In partnership with GCash, it became the first QR code transport ticketing system in the country on October 15, 2019 with BGC Bus and Cebu's Topline Express Ferries being the first to adopt the system for passengers’ payment through the GCash mobile app.

==Reception==
AF Payments Inc. announced in March 2017 that it has sold 3 million beep cards, mostly to riders of LRT and MRT since it began the system's operations in 2015. It claimed that about 60 percent of MRT and LRT riders used Beep cards to pay their train travel expenses while the rest used the standard single-journey tickets. As of November 2018, more than five million cards have been sold and the company expects user growth at 1% to 2% annually. It was able to monitor one billion transactions on the year 2018, and plans to boost further by rolling out more payment services mostly in the transportation sector.

== Plans ==
There are proposals to implement the system outside of Metro Manila and Cebu. The Southern Mindanao Bus Operators Association (SMBOA) is proposing the use of a Beep card at Davao City. SMBOA president Jerry Sy made the suggestion during their board meeting. He also urged them to introduce the technology to other bus companies.
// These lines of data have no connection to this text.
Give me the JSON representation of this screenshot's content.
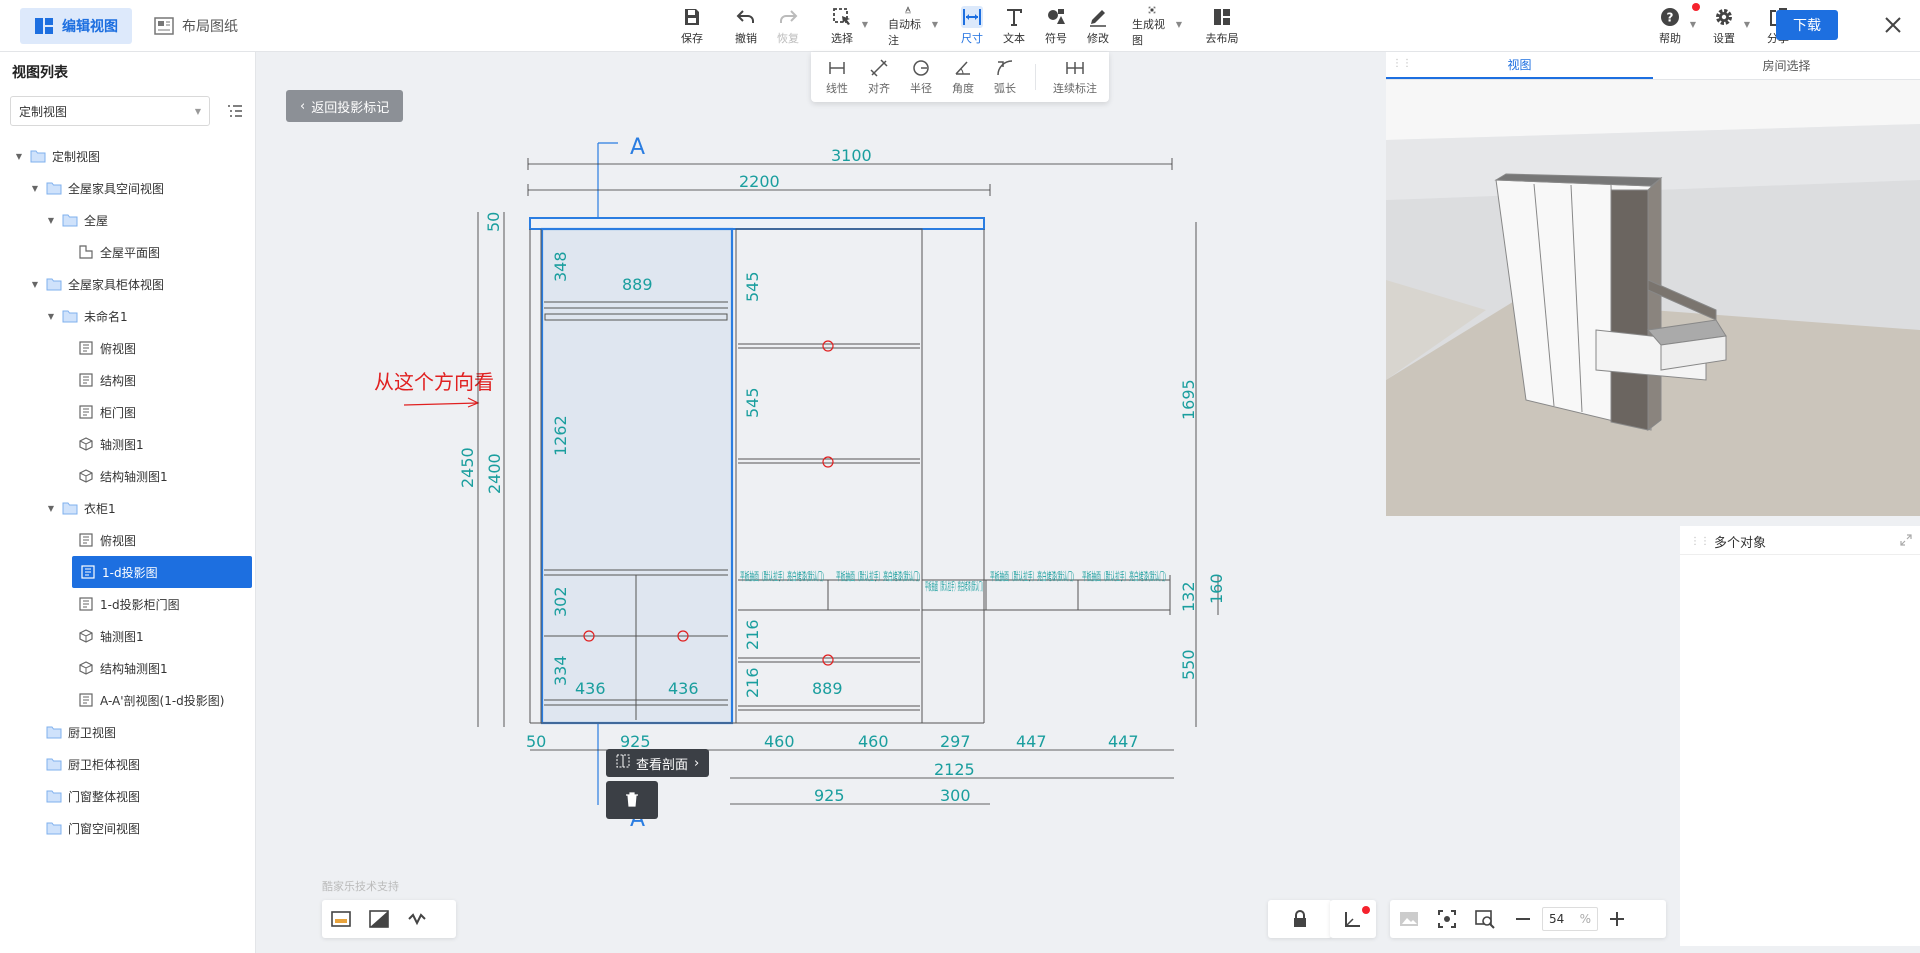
{
  "topbar": {
    "modes": [
      {
        "label": "编辑视图",
        "active": true
      },
      {
        "label": "布局图纸",
        "active": false
      }
    ],
    "tools": [
      {
        "id": "save",
        "label": "保存"
      },
      {
        "id": "undo",
        "label": "撤销"
      },
      {
        "id": "redo",
        "label": "恢复"
      },
      {
        "id": "select",
        "label": "选择"
      },
      {
        "id": "auto-dim",
        "label": "自动标注"
      },
      {
        "id": "dimension",
        "label": "尺寸"
      },
      {
        "id": "text",
        "label": "文本"
      },
      {
        "id": "symbol",
        "label": "符号"
      },
      {
        "id": "modify",
        "label": "修改"
      },
      {
        "id": "generate-view",
        "label": "生成视图"
      },
      {
        "id": "go-layout",
        "label": "去布局"
      }
    ],
    "right_tools": [
      {
        "id": "help",
        "label": "帮助"
      },
      {
        "id": "settings",
        "label": "设置"
      },
      {
        "id": "share",
        "label": "分享"
      }
    ],
    "download_label": "下载"
  },
  "subtoolbar": {
    "tools": [
      {
        "id": "linear",
        "label": "线性"
      },
      {
        "id": "align",
        "label": "对齐"
      },
      {
        "id": "radius",
        "label": "半径"
      },
      {
        "id": "angle",
        "label": "角度"
      },
      {
        "id": "arc",
        "label": "弧长"
      },
      {
        "id": "continuous",
        "label": "连续标注"
      }
    ]
  },
  "sidebar": {
    "title": "视图列表",
    "select_value": "定制视图",
    "tree": [
      {
        "label": "定制视图",
        "level": 0,
        "type": "folder",
        "expanded": true
      },
      {
        "label": "全屋家具空间视图",
        "level": 1,
        "type": "folder",
        "expanded": true
      },
      {
        "label": "全屋",
        "level": 2,
        "type": "folder",
        "expanded": true
      },
      {
        "label": "全屋平面图",
        "level": 3,
        "type": "plan"
      },
      {
        "label": "全屋家具柜体视图",
        "level": 1,
        "type": "folder",
        "expanded": true
      },
      {
        "label": "未命名1",
        "level": 2,
        "type": "folder",
        "expanded": true
      },
      {
        "label": "俯视图",
        "level": 3,
        "type": "view"
      },
      {
        "label": "结构图",
        "level": 3,
        "type": "view"
      },
      {
        "label": "柜门图",
        "level": 3,
        "type": "view"
      },
      {
        "label": "轴测图1",
        "level": 3,
        "type": "iso"
      },
      {
        "label": "结构轴测图1",
        "level": 3,
        "type": "iso"
      },
      {
        "label": "衣柜1",
        "level": 2,
        "type": "folder",
        "expanded": true
      },
      {
        "label": "俯视图",
        "level": 3,
        "type": "view"
      },
      {
        "label": "1-d投影图",
        "level": 3,
        "type": "view",
        "selected": true
      },
      {
        "label": "1-d投影柜门图",
        "level": 3,
        "type": "view"
      },
      {
        "label": "轴测图1",
        "level": 3,
        "type": "iso"
      },
      {
        "label": "结构轴测图1",
        "level": 3,
        "type": "iso"
      },
      {
        "label": "A-A'剖视图(1-d投影图)",
        "level": 3,
        "type": "view"
      },
      {
        "label": "厨卫视图",
        "level": 1,
        "type": "folder"
      },
      {
        "label": "厨卫柜体视图",
        "level": 1,
        "type": "folder"
      },
      {
        "label": "门窗整体视图",
        "level": 1,
        "type": "folder"
      },
      {
        "label": "门窗空间视图",
        "level": 1,
        "type": "folder"
      }
    ]
  },
  "canvas": {
    "back_label": "返回投影标记",
    "annotation_text": "从这个方向看",
    "section_label": "A",
    "view_section_label": "查看剖面",
    "watermark": "酷家乐技术支持",
    "dims": {
      "top_total": "3100",
      "top_cabinet": "2200",
      "top_panel": "50",
      "h_total": "2450",
      "h_inner": "2400",
      "upper_shelf": "348",
      "rod_width": "889",
      "long_hang": "1262",
      "drawer_upper": "302",
      "drawer_lower": "334",
      "drawer_w1": "436",
      "drawer_w2": "436",
      "mid_top": "545",
      "mid_second": "545",
      "mid_drawer1": "216",
      "mid_drawer2": "216",
      "mid_bottom_w": "889",
      "right_h1": "1695",
      "right_h2": "132",
      "right_h3": "160",
      "right_h4": "550",
      "bot_50": "50",
      "bot_925": "925",
      "bot_460a": "460",
      "bot_460b": "460",
      "bot_297": "297",
      "bot_447a": "447",
      "bot_447b": "447",
      "bot_2125": "2125",
      "bot_925b": "925",
      "bot_300": "300"
    },
    "drawer_labels": [
      "平板抽面（默认拉手）亮白烤漆(默认门)",
      "平板抽面（默认拉手）亮白烤漆(默认门)",
      "平板抽面（默认拉手）亮白烤漆(默认门)",
      "平板抽面（默认拉手）亮白烤漆(默认门)",
      "平板抽面（默认拉手）亮白烤漆(默认门)"
    ],
    "zoom_value": "54",
    "zoom_unit": "%"
  },
  "view_panel": {
    "tabs": [
      {
        "label": "视图",
        "active": true
      },
      {
        "label": "房间选择",
        "active": false
      }
    ]
  },
  "object_panel": {
    "title": "多个对象"
  },
  "colors": {
    "accent": "#1d6fe0",
    "dimension": "#1a9e9e",
    "annotation": "#e02020",
    "selection": "#2a7de1"
  }
}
A private firm is eyeing to partner with jeepney cooperatives in Bukidnon province and the cities of Iloilo for their jeepneys in support of the Public Utility Vehicle Modernization Program (PUVMP) in the country. Peter Maher, president and chief executive officer of AF Payments Inc., said the initiative is part of the expansion outside Metro Manila. The company is also looking to integrate the beep card system with the under-construction MRT Line 7, Metro Manila Subway, North–South Commuter Railway and the Philippine National Railways (PNR) Bicol projects.

== Controversy ==

- On October 1, 2020, the "No beep card, no ride" policy was implemented in the EDSA Busway to minimize physical contact between commuters and public transport personnel to reduce their risk of getting COVID-19 and to pave way for more seamless and faster transactions to trim down the queuing of passengers. The new policy drew flak from commuters due to the current price of the card and its immediate implementation. Within the first week of its implementation, the Department of Transportation (DOTr) suspended the mandatory use of beep cards after AF Payments Incorporated refused the government's request to waive the ₱80.00 costs of beep cards.
- In August 2022, the Department of Transportation warned of an impending supply shortage of beep cards, influenced by events such as the Russian invasion of Ukraine and COVID-19-related logistics issues. The agency is looking for solutions to the supply problem.